Hey, It's Lauren. i wanted to talk to you tonight. I like you, as you know because kyle told you. I was wondering if you liked me too?
Are you in the third fucking grade? Check yes or no.
On the quad today: An amish choir singing something weird, and not 30 feet away 3 girls tanning topless. Definition of diversity.
Dude i just want you to know that when i found you half your mustache was already gone. I didn't do it.
Do you not remember you showing everyone in the bathroom your period stained underwear? I'd say you were pretty happy it came
He came in looking for condoms, iced coffee, and a gas tank. I need to be where he's going.

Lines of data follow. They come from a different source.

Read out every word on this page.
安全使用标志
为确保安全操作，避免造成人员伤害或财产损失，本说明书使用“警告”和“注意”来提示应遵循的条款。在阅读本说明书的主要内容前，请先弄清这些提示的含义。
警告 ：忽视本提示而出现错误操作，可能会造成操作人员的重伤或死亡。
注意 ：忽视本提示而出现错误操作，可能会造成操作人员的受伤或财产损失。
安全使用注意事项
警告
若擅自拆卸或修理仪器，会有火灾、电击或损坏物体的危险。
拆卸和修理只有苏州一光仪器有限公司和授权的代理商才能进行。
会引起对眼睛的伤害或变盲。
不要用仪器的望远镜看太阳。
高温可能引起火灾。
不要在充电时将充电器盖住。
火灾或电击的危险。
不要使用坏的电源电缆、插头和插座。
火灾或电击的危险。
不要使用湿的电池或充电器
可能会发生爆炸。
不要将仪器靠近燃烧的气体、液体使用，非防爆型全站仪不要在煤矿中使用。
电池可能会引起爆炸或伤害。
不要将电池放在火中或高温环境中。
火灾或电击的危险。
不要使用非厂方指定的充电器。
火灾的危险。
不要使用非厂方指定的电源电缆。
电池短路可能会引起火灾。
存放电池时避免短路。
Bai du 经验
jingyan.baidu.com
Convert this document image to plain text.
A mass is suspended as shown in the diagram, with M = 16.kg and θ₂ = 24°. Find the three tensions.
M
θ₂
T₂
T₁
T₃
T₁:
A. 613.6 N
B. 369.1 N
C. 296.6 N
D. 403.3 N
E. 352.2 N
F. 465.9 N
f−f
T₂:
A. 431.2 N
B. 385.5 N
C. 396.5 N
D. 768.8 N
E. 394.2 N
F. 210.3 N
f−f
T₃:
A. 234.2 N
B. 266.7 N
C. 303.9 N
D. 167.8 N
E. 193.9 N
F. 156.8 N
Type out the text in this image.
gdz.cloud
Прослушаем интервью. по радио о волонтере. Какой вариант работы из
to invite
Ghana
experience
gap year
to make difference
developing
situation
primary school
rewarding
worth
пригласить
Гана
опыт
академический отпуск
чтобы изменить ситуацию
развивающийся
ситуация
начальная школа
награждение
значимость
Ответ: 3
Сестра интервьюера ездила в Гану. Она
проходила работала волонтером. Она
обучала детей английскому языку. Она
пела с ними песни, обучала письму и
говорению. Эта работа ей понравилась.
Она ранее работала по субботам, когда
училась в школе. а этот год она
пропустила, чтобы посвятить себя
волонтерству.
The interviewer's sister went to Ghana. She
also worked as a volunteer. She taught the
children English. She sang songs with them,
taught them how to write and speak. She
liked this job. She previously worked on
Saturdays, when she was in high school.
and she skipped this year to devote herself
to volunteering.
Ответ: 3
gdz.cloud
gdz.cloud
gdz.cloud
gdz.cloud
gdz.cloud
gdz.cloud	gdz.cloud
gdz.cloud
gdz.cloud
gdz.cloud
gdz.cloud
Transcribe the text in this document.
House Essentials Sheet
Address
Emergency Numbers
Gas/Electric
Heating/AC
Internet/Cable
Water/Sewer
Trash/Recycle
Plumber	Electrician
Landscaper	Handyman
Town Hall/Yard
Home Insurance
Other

There's a skateboard on the patio and all the chips are gone. The note on the fridge says 'don't buy cheese'. Stop letting her go outside.
i just found this napkin with your number on it in my jacket pocket. it reads amy, drawing of a wine bottle and a house
That guy was drunk and couldn't get it up so he just tried to scissor me.
i don't find him as attractive when he's dressed as himself...bring back Indiana jones and I would so fuck him again
I renamed some of my contacts in my phone before passing out and I have one I cant figure out, its "fucking house elf scum"
He stood next to me peeing as I was puking behind a car in the parking lot, telling me how much he loved me. On the other hand, he loves me!
I just talked with someone about real estate trends in Atlanta then got three blowjobs in a row. Boom.
Still riding the magical train of drugs so, yeah, Id say I feel great
She told me the next morning I stared at her tits for like 15 minutes with binoculars from only a few seats away.
Well the cops were called after the kid fell, but we saw 4 cute guys from our window while it was going down, so it wasn't all that bad.